On the logic front, we have a drill going down 21km that appears to be run by three people who aren’t in the prime of life, right next door to a village that feels like it escaped from the Welsh version of Brigadoon.


We have a terrible crisis with monsters about to attack. A kid decides to run off by himself in the dark to get his precious headphones, which are so precious he left them behind somewhere.


The Doctor doesn’t try to stop him.


Amy wears a micro-mini with tights because she thinks they’re going to be going to Rio.


The Silurians are going to attack but don’t have any weapons.


No, no, no. This is all very silly. It makes no sense. But Chris Chibnall is best known for character actions that seemingly come from nowhere, that seem massively out of character, and which are purely there to advance plot in a particular, necessary direction, so all this was pretty much a given from the outset.

As for derivative, it’s easy to point out this is basically Doctor Who and the Silurians crossed with Frontios with The Green Death, with – since this is Chris Chibnall – the compulsory movie reference of the week: Predator. But since DWatS was 40 years ago now and also featured the Silurians, it’s entirely forgivable for him to ‘homage’ that.

It just would have been better if he could have added to it and brought something new to the whole experience beyond ‘bio-programmed’ soil, which is nonsensical, and a public service film about dyslexia. Just something. Anything really.

Better than expected
Nevertheless, compared to the clusterf*ck that I was expecting, this wasn’t half bad.
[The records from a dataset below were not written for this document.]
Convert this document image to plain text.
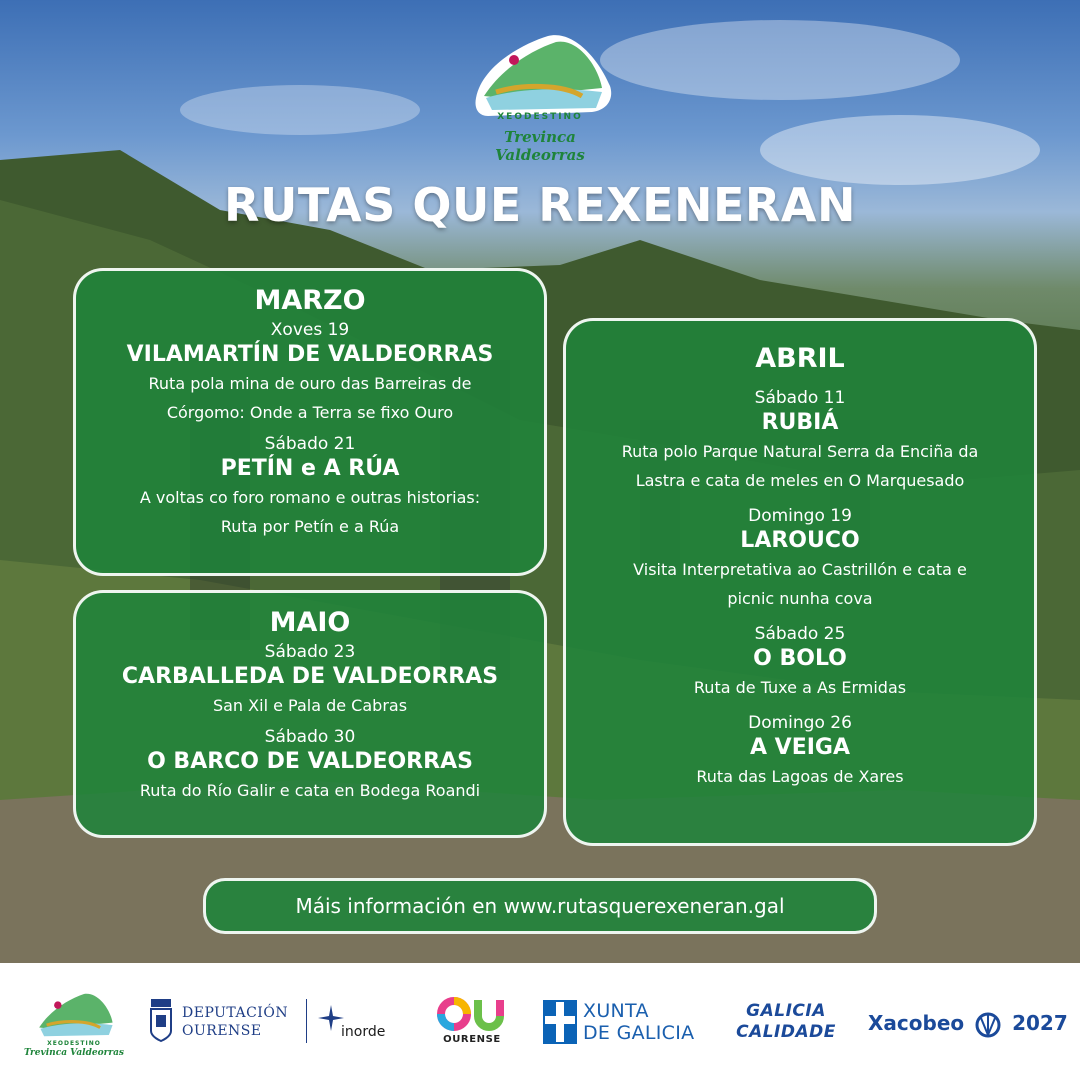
XEODESTINO
Trevinca Valdeorras
RUTAS QUE REXENERAN
MARZO
Xoves 19
VILAMARTÍN DE VALDEORRAS
Ruta pola mina de ouro das Barreiras de
Córgomo: Onde a Terra se fixo Ouro
Sábado 21
PETÍN e A RÚA
A voltas co foro romano e outras historias:
Ruta por Petín e a Rúa
MAIO
Sábado 23
CARBALLEDA DE VALDEORRAS
San Xil e Pala de Cabras
Sábado 30
O BARCO DE VALDEORRAS
Ruta do Río Galir e cata en Bodega Roandi
ABRIL
Sábado 11
RUBIÁ
Ruta polo Parque Natural Serra da Enciña da
Lastra e cata de meles en O Marquesado
Domingo 19
LAROUCO
Visita Interpretativa ao Castrillón e cata e
picnic nunha cova
Sábado 25
O BOLO
Ruta de Tuxe a As Ermidas
Domingo 26
A VEIGA
Ruta das Lagoas de Xares
Máis información en www.rutasquerexeneran.gal
XEODESTINO
Trevinca Valdeorras
DEPUTACIÓN
OURENSE	inorde	OURENSE
XUNTA
DE GALICIA
GALICIA
CALIDADE Xacobeo 2027
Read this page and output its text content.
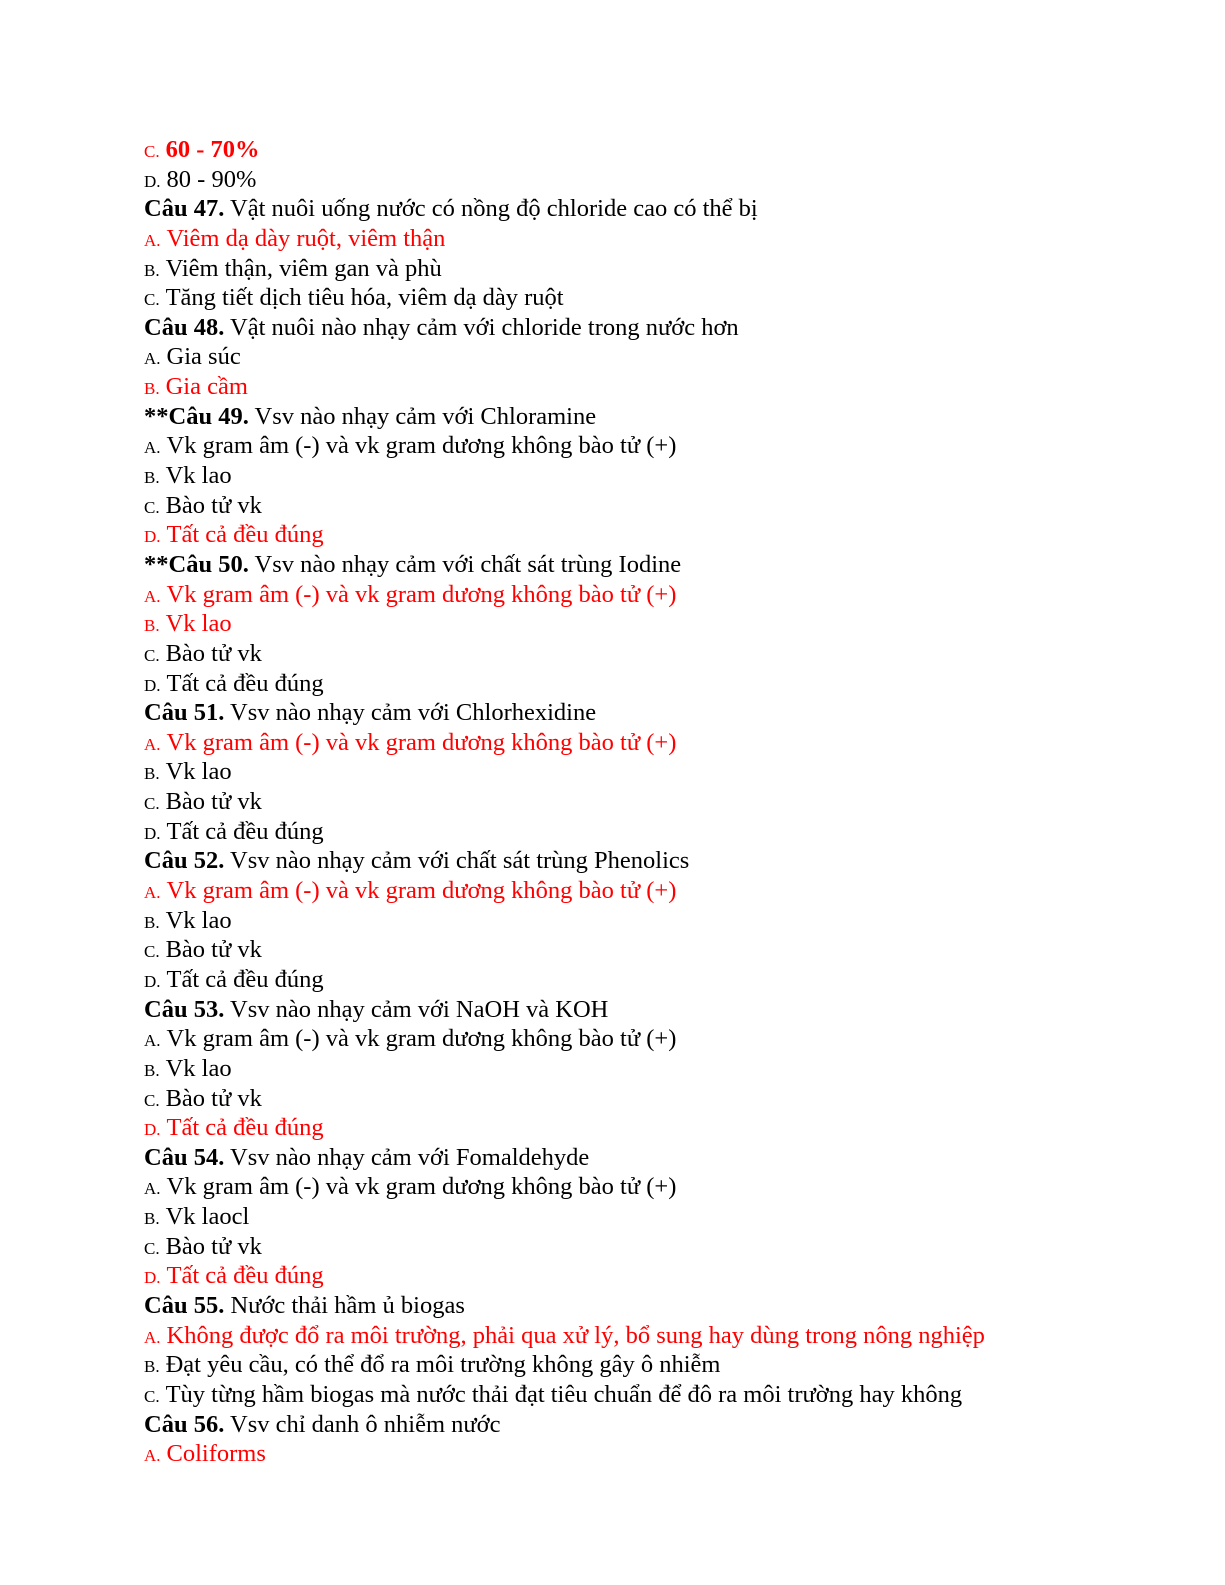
C. 60 - 70%
D. 80 - 90%
Câu 47. Vật nuôi uống nước có nồng độ chloride cao có thể bị
A. Viêm dạ dày ruột, viêm thận
B. Viêm thận, viêm gan và phù
C. Tăng tiết dịch tiêu hóa, viêm dạ dày ruột
Câu 48. Vật nuôi nào nhạy cảm với chloride trong nước hơn
A. Gia súc
B. Gia cầm
**Câu 49. Vsv nào nhạy cảm với Chloramine
A. Vk gram âm (-) và vk gram dương không bào tử (+)
B. Vk lao
C. Bào tử vk
D. Tất cả đều đúng
**Câu 50. Vsv nào nhạy cảm với chất sát trùng Iodine
A. Vk gram âm (-) và vk gram dương không bào tử (+)
B. Vk lao
C. Bào tử vk
D. Tất cả đều đúng
Câu 51. Vsv nào nhạy cảm với Chlorhexidine
A. Vk gram âm (-) và vk gram dương không bào tử (+)
B. Vk lao
C. Bào tử vk
D. Tất cả đều đúng
Câu 52. Vsv nào nhạy cảm với chất sát trùng Phenolics
A. Vk gram âm (-) và vk gram dương không bào tử (+)
B. Vk lao
C. Bào tử vk
D. Tất cả đều đúng
Câu 53. Vsv nào nhạy cảm với NaOH và KOH
A. Vk gram âm (-) và vk gram dương không bào tử (+)
B. Vk lao
C. Bào tử vk
D. Tất cả đều đúng
Câu 54. Vsv nào nhạy cảm với Fomaldehyde
A. Vk gram âm (-) và vk gram dương không bào tử (+)
B. Vk laocl
C. Bào tử vk
D. Tất cả đều đúng
Câu 55. Nước thải hầm ủ biogas
A. Không được đổ ra môi trường, phải qua xử lý, bổ sung hay dùng trong nông nghiệp
B. Đạt yêu cầu, có thể đổ ra môi trường không gây ô nhiễm
C. Tùy từng hầm biogas mà nước thải đạt tiêu chuẩn để đô ra môi trường hay không
Câu 56. Vsv chỉ danh ô nhiễm nước
A. Coliforms
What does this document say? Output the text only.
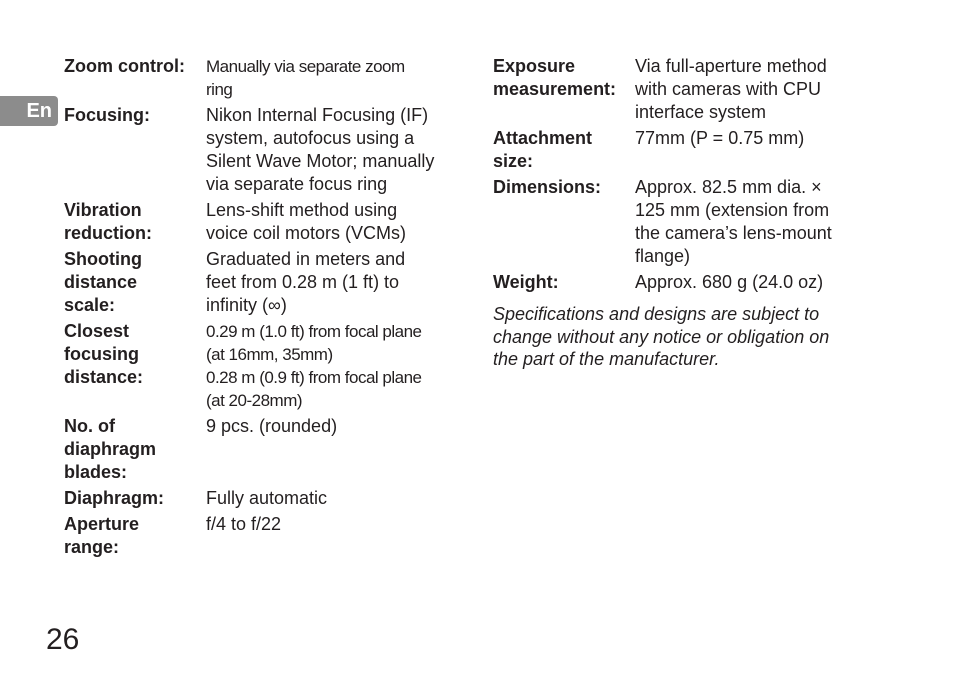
En
Zoom control:	Manually via separate zoom
ring
Focusing:	Nikon Internal Focusing (IF)
system, autofocus using a
Silent Wave Motor; manually
via separate focus ring
Vibration reduction:
Lens-shift method using
voice coil motors (VCMs)
Shooting distance scale:
Graduated in meters and
feet from 0.28 m (1 ft) to
infinity (∞)
Closest focusing distance:
0.29 m (1.0 ft) from focal plane
(at 16mm, 35mm)
0.28 m (0.9 ft) from focal plane
(at 20-28mm)
No. of diaphragm blades:
9 pcs. (rounded)
Diaphragm:	Fully automatic
Aperture range:
f/4 to f/22
Exposure measurement:
Via full-aperture method
with cameras with CPU
interface system
Attachment size:
77mm (P = 0.75 mm)
Dimensions:	Approx. 82.5 mm dia. ×
125 mm (extension from
the camera’s lens-mount
flange)
Weight:	Approx. 680 g (24.0 oz)
Specifications and designs are subject to
change without any notice or obligation on
the part of the manufacturer.
26
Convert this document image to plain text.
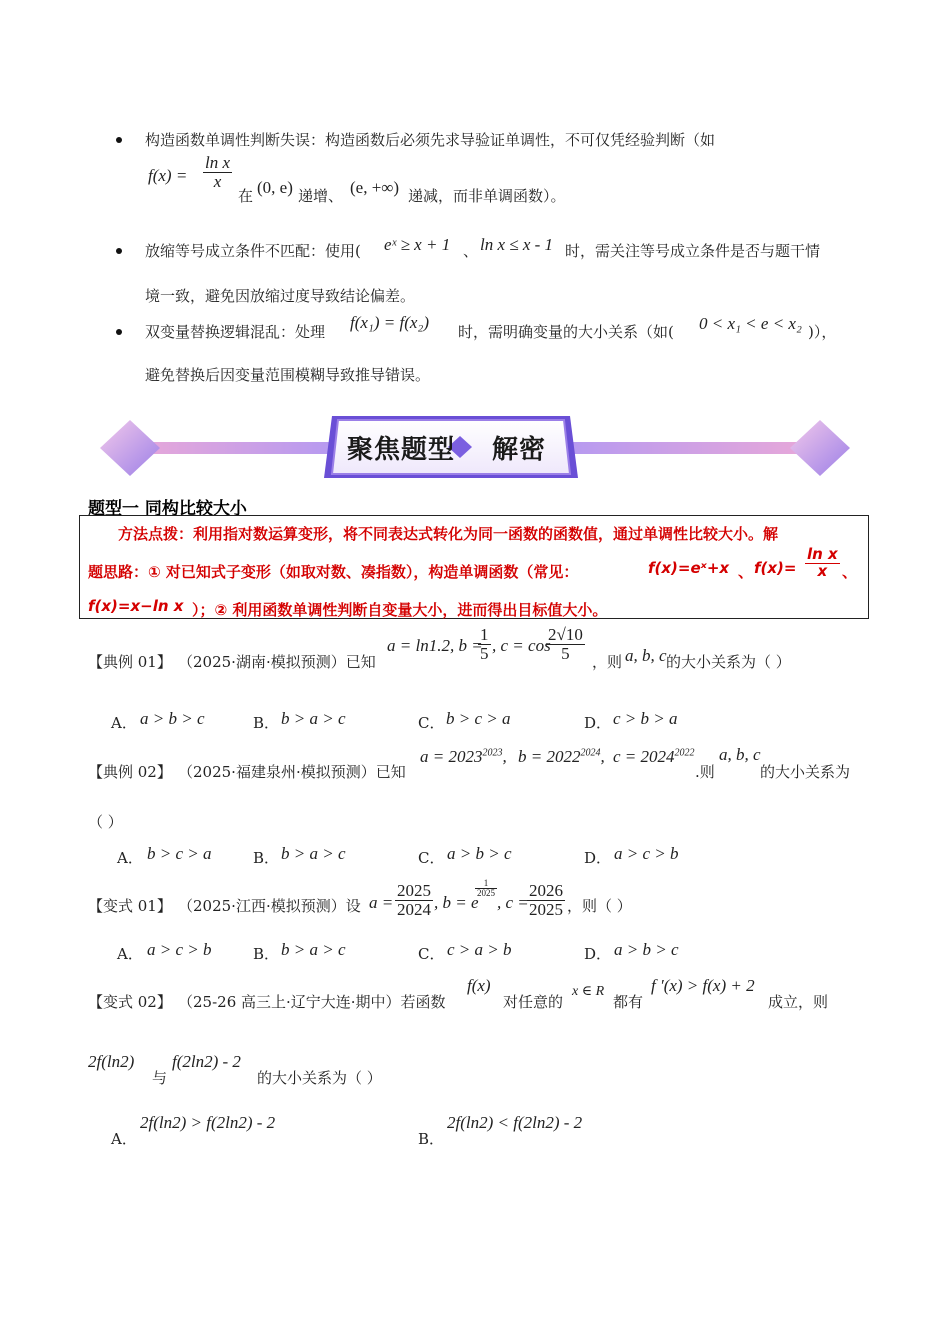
构造函数单调性判断失误：构造函数后必须先求导验证单调性，不可仅凭经验判断（如
$f(x) = \frac{\text{ln x}}{x}$
在 (0, e) 递增、 (e, +∞) 递减，而非单调函数）。
放缩等号成立条件不匹配：使用( eˣ ≥ x + 1 、 ln x ≤ x - 1 时，需关注等号成立条件是否与题干情
境一致，避免因放缩过度导致结论偏差。
双变量替换逻辑混乱：处理 f(x₁) = f(x₂) 时，需明确变量的大小关系（如( 0 < x₁ < e < x₂ )），
避免替换后因变量范围模糊导致推导错误。
聚焦题型 解密
题型一 同构比较大小
方法点拨：利用指对数运算变形，将不同表达式转化为同一函数的函数值，通过单调性比较大小。解
题思路：① 对已知式子变形（如取对数、凑指数），构造单调函数（常见：	f(x)=eˣ+x 、 $f(x)= \frac{\text{ln x}}{x}$ 、
f(x)=x−ln x ）；② 利用函数单调性判断自变量大小，进而得出目标值大小。
【典例 01】 （2025·湖南·模拟预测）已知
a = ln1.2, b =
$\frac{1}{5}$ , c = cos
$\frac{2√10}{5}$ ，则 a, b, c 的大小关系为（ ）
A． a > b > c	B． b > a > c	C． b > c > a	D． c > b > a
【典例 02】 （2025·福建泉州·模拟预测）已知
$a = 2023^{2023}$, $b = 2022^{2024}$, $c = 2024^{2022}$
.则
a, b, c
的大小关系为
（ ）
A． b > c > a	B． b > a > c	C． a > b > c	D． a > c > b
【变式 01】 （2025·江西·模拟预测）设 $a = \frac{2025}{2024}$ , b = e
$\frac{1}{2025}$
, c =
$\frac{2026}{2025}$ ，则（ ）
A． a > c > b	B． b > a > c	C． c > a > b	D． a > b > c
【变式 02】 （25-26 高三上·辽宁大连·期中）若函数
f(x)
对任意的
x ∈ R
都有
f ′(x) > f(x) + 2
成立，则
2f(ln2)
与
f(2ln2) - 2
的大小关系为（ ）
A．
2f(ln2) > f(2ln2) - 2
B．
2f(ln2) < f(2ln2) - 2
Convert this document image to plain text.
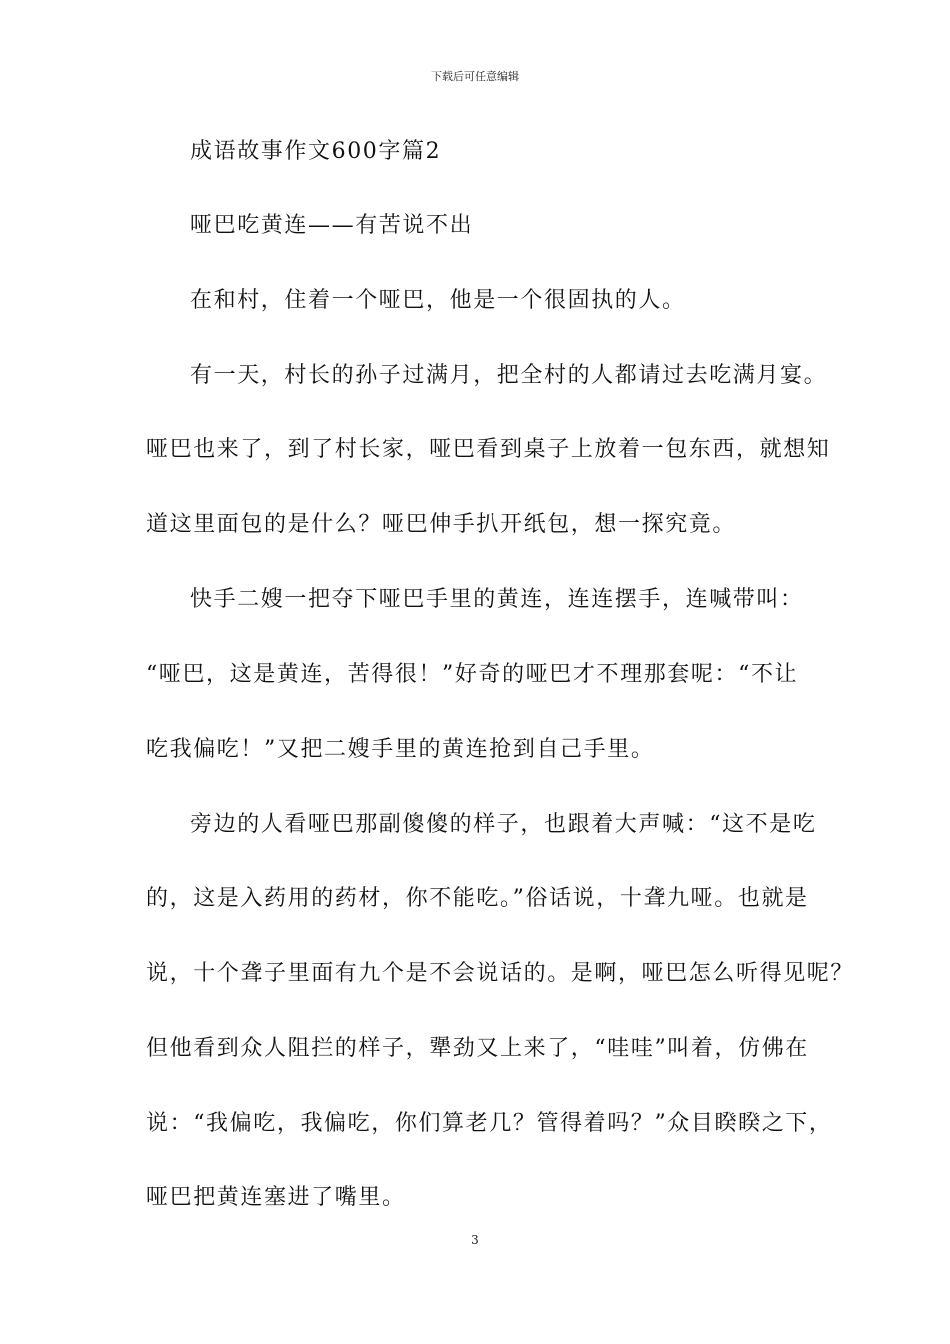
下载后可任意编辑
成语故事作文600字篇2
哑巴吃黄连——有苦说不出
在和村，住着一个哑巴，他是一个很固执的人。
有一天，村长的孙子过满月，把全村的人都请过去吃满月宴。
哑巴也来了，到了村长家，哑巴看到桌子上放着一包东西，就想知
道这里面包的是什么？哑巴伸手扒开纸包，想一探究竟。
快手二嫂一把夺下哑巴手里的黄连，连连摆手，连喊带叫：
“哑巴，这是黄连，苦得很！”好奇的哑巴才不理那套呢：“不让
吃我偏吃！”又把二嫂手里的黄连抢到自己手里。
旁边的人看哑巴那副傻傻的样子，也跟着大声喊：“这不是吃
的，这是入药用的药材，你不能吃。”俗话说，十聋九哑。也就是
说，十个聋子里面有九个是不会说话的。是啊，哑巴怎么听得见呢？
但他看到众人阻拦的样子，犟劲又上来了，“哇哇”叫着，仿佛在
说：“我偏吃，我偏吃，你们算老几？管得着吗？”众目睽睽之下，
哑巴把黄连塞进了嘴里。
3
The Silurians were decently made up, if a little Star Trek: Voyager; there was nuance to them (okay, that’s mandatory if you’re homaging DWatS, but I still appreciate it being there); Matt Smith and Karen Gillan were great, even if Amy is now so off the wall, you wonder if she’s going to turn a bit Betty Blue at some point; there were some tense moments in the dark and with the eponymous ‘hungry earth’.

Murray Gold, though. Oh, Murray. What are we going to do with you? You were doing so well earlier this season, and now you’re back to your bad old ways.